Sally Beauty Holdings revealed on Monday the company is investigating instances of "unusual activity involving payment cards" at some of its stores over the last week.

In a statement released by the company on Monday, executives for the Texas-based retailer added all of their attention is now focused on making certain "our customers are protected." The new troubles come just a year after  the Wall Street Journal reported a similar breach affected more than 25,000 of the store's customers in 2014.

Monday's statement continued, "Until this investigation is completed, it is difficult to determine with certainty the scope or nature of any potential incident."

Back in March of last year, Sally execs admitted the accounts of some 25,000 customers had been compromised. The company has now been mandated to upgrade all of its store checkout terminals to accept computer chip-embedded credit cards by October of this year.

With nearly 5,000 stores, Sally Beauty distributes beauty products in more than a dozen countries. The company grossed nearly $4 billion in annual revenue and $246 million in net earnings during fiscal year 2014. The retailer distributes everything from hair, skin and nail care products throughout the U.S., the United Kingdom, Belgium, Chile, France, the Netherlands, Canada, Puerto Rico, Mexico, Ireland, Spain and Germany.

At one point, Sally stock fell by 1.15 percent on Monday to $30.92 per share, as company execs insisted they could not reveal further information regarding the investigation.
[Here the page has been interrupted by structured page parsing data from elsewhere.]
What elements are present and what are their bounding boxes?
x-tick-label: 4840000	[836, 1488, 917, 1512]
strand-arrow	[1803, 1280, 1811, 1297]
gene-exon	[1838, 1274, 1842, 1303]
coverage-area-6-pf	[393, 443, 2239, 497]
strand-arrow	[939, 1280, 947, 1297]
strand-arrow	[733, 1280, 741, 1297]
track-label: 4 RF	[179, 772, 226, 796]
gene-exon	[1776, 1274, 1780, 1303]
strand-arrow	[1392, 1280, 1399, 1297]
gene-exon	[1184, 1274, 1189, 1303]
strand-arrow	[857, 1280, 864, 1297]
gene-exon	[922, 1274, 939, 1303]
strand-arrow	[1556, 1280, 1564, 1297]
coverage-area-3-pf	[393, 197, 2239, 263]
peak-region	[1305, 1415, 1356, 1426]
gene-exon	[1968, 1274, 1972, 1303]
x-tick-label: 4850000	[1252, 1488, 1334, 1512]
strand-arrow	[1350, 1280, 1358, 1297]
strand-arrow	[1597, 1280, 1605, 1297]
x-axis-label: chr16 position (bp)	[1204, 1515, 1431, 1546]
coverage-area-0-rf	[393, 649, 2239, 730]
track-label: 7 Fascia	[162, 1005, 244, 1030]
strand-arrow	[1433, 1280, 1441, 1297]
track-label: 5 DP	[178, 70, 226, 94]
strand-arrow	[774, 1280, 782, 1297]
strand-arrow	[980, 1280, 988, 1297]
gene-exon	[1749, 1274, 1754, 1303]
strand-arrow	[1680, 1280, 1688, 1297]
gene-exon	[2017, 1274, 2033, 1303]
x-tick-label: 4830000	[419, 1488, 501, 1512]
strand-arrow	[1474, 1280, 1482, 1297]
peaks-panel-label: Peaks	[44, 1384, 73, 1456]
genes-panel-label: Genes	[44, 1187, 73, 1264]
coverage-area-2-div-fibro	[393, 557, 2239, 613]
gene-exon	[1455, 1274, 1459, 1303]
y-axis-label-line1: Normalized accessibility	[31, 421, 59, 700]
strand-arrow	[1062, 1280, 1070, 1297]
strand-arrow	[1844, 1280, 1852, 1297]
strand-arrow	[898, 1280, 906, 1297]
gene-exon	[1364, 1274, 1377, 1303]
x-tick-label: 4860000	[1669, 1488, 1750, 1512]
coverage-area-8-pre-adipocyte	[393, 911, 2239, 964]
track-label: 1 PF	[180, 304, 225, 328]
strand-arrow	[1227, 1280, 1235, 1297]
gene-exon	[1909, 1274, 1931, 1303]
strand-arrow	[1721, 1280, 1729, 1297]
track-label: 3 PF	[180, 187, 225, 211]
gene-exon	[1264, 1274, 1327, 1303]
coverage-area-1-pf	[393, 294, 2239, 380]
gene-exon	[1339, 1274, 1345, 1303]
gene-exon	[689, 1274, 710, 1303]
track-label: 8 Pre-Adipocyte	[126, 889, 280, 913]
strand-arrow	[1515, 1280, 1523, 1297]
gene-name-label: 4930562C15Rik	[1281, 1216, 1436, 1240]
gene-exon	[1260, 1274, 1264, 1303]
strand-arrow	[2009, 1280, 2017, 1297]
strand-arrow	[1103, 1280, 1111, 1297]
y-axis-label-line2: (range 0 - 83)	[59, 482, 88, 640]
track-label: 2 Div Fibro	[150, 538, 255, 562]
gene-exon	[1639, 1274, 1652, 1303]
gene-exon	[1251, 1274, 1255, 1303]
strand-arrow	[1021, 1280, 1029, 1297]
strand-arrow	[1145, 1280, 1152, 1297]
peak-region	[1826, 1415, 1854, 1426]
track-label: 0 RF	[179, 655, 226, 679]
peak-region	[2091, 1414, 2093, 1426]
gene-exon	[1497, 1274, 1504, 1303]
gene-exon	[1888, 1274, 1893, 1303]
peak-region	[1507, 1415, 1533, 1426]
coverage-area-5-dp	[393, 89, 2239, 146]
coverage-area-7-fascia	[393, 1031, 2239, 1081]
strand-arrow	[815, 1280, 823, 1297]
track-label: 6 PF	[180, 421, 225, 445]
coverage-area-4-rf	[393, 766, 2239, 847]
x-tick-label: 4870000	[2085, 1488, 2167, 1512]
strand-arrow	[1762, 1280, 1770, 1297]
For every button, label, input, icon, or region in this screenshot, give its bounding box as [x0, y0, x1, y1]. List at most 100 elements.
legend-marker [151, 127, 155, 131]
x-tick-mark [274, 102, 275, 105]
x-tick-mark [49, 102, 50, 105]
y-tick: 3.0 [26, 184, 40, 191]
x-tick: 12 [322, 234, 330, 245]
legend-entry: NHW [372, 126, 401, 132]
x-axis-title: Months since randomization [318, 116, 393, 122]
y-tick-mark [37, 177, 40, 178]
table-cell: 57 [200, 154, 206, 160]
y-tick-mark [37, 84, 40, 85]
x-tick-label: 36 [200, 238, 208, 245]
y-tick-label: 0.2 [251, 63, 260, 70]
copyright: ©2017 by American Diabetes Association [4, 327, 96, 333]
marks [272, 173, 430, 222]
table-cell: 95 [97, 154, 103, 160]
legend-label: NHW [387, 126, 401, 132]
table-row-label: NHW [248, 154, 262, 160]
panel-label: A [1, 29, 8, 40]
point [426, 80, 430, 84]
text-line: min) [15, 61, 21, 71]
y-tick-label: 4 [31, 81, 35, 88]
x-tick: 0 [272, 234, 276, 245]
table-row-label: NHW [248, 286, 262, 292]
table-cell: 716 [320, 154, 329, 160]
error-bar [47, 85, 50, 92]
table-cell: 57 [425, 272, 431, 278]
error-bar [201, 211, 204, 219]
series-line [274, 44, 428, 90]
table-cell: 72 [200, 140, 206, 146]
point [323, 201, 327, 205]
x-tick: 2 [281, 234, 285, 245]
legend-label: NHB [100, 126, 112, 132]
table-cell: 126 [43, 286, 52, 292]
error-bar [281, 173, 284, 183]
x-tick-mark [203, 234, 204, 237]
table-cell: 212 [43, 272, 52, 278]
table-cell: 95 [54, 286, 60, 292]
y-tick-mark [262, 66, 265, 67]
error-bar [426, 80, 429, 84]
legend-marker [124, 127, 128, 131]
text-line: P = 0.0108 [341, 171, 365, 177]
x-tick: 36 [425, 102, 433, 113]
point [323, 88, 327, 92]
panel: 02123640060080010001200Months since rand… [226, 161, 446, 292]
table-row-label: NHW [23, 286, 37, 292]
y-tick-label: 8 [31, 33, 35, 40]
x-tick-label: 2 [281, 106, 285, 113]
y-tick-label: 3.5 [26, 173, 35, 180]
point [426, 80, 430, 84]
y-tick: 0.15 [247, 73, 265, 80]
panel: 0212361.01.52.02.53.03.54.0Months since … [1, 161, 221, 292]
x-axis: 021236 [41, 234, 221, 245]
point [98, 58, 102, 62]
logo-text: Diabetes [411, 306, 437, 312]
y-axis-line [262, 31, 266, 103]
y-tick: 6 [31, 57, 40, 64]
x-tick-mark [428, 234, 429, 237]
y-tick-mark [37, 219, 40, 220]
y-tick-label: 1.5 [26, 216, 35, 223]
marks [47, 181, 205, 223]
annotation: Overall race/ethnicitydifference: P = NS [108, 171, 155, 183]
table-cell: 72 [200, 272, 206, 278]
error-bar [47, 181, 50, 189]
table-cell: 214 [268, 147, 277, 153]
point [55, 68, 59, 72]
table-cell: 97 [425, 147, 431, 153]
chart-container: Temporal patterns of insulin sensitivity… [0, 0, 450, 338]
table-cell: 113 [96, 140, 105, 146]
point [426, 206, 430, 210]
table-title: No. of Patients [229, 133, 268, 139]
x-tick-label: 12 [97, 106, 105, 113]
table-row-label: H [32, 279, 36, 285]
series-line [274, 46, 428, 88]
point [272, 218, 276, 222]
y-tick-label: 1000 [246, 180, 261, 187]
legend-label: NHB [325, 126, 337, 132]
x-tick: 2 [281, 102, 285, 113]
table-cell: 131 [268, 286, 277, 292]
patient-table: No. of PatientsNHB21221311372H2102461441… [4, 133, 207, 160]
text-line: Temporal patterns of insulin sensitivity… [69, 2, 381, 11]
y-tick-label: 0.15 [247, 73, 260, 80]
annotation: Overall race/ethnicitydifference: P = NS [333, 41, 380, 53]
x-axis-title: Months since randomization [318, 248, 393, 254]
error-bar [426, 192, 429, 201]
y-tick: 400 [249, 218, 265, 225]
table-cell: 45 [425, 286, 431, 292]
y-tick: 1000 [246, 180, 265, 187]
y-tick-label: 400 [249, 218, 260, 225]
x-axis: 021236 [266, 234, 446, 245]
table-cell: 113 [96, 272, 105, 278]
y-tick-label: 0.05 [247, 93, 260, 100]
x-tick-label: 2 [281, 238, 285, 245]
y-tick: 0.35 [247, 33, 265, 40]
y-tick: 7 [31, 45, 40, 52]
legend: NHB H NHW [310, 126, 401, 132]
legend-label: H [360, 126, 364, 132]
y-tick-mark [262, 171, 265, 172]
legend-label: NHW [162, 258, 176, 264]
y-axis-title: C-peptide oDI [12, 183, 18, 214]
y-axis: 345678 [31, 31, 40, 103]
During the 2014 incident, Biz Journals reported the franchise breach actually proved larger than what was initially announced. Even company officials later admitted as much, adding executives "would not speculate on the scope of our recent data security incident until forensic review processes because experience with such incidents at other retailers has taught that it is difficult to ascertain the extent of a data breach."